Mit Fahrzeugen wie dem Volt soll nun die nächste Generation der Umweltautos, die so genannten "Plug-In-Hybriden", auf die Straße kommen. Diese lassen sich auch an der Steckdose laden und somit auch für längere CO2-freie Strecken nutzen, weil sie mehr Energie speichern können. Allerdings scheint hier Sand im Getriebe der technischen Entwicklung zu sein - so musste Toyota kürzlich zugeben, dass man aufgrund von Problemen mit der Batterie Verschiebungen vornehmen muss. Der Grund: Die verwendeten, stärkeren Lithium-Ionen-Akkus sind recht anfällig, explodierten in Laptops beispielsweise schon einmal. Die Technologie an Autos anzupassen und sicherheitstechnisch durchzutesten, gilt als größeres Problem.
Bei GM will man es meistern können.

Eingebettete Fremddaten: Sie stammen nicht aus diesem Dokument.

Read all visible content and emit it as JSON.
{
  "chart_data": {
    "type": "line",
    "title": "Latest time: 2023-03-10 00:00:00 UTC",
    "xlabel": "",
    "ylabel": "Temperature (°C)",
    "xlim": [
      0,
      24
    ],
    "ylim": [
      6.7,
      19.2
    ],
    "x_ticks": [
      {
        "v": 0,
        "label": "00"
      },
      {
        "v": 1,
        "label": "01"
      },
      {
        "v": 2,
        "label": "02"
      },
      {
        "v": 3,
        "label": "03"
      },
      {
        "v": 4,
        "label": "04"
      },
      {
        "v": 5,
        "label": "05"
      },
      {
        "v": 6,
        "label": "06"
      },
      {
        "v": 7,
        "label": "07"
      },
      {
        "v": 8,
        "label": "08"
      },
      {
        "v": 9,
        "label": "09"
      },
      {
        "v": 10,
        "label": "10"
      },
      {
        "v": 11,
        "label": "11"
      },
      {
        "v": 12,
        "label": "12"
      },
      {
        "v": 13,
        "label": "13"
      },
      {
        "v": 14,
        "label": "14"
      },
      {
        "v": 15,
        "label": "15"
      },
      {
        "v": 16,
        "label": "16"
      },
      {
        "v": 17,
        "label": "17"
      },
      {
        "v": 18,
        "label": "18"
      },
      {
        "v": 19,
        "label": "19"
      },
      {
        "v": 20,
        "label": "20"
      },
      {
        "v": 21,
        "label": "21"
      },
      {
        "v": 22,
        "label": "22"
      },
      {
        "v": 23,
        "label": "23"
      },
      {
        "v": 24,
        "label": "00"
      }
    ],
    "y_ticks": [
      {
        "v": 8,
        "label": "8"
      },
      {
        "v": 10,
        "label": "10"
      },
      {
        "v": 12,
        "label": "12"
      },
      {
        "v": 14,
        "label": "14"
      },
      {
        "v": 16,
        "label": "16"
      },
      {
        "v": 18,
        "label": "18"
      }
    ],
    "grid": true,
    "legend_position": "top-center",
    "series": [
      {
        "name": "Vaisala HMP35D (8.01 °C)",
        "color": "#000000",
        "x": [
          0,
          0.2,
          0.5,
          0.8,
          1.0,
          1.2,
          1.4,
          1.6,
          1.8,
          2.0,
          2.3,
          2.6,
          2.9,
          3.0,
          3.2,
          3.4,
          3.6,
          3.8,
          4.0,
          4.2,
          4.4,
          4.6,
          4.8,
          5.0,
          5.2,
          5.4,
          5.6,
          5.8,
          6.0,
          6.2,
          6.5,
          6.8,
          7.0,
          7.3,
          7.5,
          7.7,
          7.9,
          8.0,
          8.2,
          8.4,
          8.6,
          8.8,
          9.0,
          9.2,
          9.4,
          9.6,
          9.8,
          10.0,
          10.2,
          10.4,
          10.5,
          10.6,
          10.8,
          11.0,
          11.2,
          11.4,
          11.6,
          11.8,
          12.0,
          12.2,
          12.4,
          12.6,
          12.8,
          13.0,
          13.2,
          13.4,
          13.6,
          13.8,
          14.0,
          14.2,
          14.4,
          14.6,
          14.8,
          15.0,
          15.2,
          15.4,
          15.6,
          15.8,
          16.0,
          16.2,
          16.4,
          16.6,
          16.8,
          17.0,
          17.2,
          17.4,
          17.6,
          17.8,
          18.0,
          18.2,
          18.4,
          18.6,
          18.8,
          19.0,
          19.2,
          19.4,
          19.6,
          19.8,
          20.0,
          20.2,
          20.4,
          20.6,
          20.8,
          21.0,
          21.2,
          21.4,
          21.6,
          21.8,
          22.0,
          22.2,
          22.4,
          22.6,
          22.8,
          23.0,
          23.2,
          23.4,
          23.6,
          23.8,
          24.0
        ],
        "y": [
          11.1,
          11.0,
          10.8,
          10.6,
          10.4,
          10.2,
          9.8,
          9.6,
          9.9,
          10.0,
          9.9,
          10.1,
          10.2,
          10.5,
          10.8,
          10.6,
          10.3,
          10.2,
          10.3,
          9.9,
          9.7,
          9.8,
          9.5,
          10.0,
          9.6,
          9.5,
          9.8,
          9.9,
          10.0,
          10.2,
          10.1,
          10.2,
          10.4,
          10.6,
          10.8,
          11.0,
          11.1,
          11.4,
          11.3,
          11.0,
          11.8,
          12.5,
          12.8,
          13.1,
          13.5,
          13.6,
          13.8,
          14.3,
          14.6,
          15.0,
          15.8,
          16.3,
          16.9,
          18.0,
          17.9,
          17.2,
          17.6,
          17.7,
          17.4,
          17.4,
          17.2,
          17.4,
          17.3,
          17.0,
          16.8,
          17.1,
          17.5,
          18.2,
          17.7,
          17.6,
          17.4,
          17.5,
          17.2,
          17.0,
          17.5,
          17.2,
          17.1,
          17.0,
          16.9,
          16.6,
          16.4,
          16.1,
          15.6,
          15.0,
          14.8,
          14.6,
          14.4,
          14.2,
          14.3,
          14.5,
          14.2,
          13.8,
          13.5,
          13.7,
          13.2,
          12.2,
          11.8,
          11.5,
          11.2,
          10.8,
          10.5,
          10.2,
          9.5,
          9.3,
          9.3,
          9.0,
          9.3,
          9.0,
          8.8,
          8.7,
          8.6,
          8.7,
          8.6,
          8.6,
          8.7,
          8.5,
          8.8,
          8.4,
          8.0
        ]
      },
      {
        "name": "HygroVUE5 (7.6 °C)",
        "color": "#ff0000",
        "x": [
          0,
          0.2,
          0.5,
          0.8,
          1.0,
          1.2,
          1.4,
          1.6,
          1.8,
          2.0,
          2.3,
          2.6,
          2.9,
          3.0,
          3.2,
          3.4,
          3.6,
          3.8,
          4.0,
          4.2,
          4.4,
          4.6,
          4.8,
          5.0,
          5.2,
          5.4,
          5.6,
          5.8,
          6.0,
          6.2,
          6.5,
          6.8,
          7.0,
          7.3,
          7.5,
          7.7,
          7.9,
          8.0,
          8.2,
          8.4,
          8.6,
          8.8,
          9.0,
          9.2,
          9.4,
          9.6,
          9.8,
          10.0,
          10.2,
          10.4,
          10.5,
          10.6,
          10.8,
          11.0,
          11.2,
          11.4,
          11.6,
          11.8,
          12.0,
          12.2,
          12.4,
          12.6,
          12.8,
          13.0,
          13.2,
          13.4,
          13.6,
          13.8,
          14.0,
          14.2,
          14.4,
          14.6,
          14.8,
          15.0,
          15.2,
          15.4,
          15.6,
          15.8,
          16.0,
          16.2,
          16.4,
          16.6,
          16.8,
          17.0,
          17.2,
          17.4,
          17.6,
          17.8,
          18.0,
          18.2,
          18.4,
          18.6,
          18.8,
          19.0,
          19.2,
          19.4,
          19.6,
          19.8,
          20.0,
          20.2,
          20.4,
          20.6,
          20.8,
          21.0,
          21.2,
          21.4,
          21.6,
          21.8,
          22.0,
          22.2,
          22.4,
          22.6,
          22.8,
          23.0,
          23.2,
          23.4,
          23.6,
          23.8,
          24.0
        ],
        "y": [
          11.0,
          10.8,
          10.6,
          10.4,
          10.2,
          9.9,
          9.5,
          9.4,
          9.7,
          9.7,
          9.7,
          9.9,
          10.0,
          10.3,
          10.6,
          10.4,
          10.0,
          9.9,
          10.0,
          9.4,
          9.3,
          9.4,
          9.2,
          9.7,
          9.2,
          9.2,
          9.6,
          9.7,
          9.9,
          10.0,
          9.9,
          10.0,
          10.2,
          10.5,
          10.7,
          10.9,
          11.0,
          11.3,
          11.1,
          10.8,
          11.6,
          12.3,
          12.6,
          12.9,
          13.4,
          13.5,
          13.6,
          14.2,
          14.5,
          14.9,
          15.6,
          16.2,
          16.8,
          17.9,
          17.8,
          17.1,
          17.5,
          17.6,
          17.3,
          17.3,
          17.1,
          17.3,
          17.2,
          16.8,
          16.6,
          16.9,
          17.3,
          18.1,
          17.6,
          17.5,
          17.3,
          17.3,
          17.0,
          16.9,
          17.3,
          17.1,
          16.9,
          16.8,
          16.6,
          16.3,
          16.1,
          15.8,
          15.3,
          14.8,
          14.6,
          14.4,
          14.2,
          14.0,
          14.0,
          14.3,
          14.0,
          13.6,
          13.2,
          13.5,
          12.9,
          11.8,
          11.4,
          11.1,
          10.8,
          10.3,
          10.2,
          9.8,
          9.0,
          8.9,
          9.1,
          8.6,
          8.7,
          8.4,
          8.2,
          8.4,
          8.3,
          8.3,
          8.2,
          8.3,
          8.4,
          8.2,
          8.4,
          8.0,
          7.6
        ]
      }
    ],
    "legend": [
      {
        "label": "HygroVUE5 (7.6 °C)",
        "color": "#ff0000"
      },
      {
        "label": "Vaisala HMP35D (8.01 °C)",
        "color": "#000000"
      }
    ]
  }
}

Lutz gab in Detroit in dieser Woche offen zu, dass es auch in seiner eigenen Firma Skeptiker gab und noch gibt. "Diese Leute kauen auf den Nägeln herum", wenn das Thema angesprochen werde. "Aber diejenigen von uns in Führungspositionen haben immer wieder gesagt, dass wir es tun müssen."
Die Hinwendung zum Ökotrend kommt auch daher, dass sich mit solchen Fahrzeugen gutes Geld verdienen lässt. Toyota hat seit Markteinführung seiner Hybridtechnik Ende der Neunzigerjahre immerhin schon eine Million entsprechende Fahrzeuge abgesetzt. Der Hybrid-Markt wird von den Japanern in den USA zu 80 Prozent beherrscht - eine Traumzahl, die man sich bei GM nicht mehr lange ansehen kann und will. Lutz sagte, er ärgere sich heute, dass sein Unternehmen nicht schon in der Anfangsphase auf Hybrid-Ansätze gesetzt habe: "Wir hätten es gekonnt."
Der Chevrolet Volt soll insgesamt gute 65 Kilometer mit einer vollen Batterieladung ohne Benzinmotor fahren können - selbiger ist für Notfälle und unaufgeladene Zeiten aber weiterhin montiert. Mit dieser Reichweite soll das Fahrzeug für den durchschnittlichen Pendler gut geeignet sein: Der kann sein Auto nachts aufladen und damit dann problemlos morgens zur Arbeit und abends wieder zurück fahren, ohne einen Tropfen Benzin zu verbrauchen. So ist zumindest die Theorie. In der Praxis muss GM noch einige Probleme lösen, die auch - wie bei Toyota - mit den notwendigen Lithium-Ionen-Akkus zusammenhängen. Die Kosten des Volt sollen zwischen 20.000 und 30.000 Dollar liegen. Ob GM zunächst nur verleast, ist unklar. Lutz betonte, man wolle mit dem Volt, einem Sportwagen-ähnlichen Kompaktmodell, das Markenimage GMs prägen, wie dies der Prius bei Toyota getan habe. Bis Ostern 2008 will der Konzern nun zunächst die wichtigen Komponenten wie Elektroantrieb und Batteriesystem soweit fertigstellen, dass sie in einer anderen Karosserie auf der Straße getestet werden können.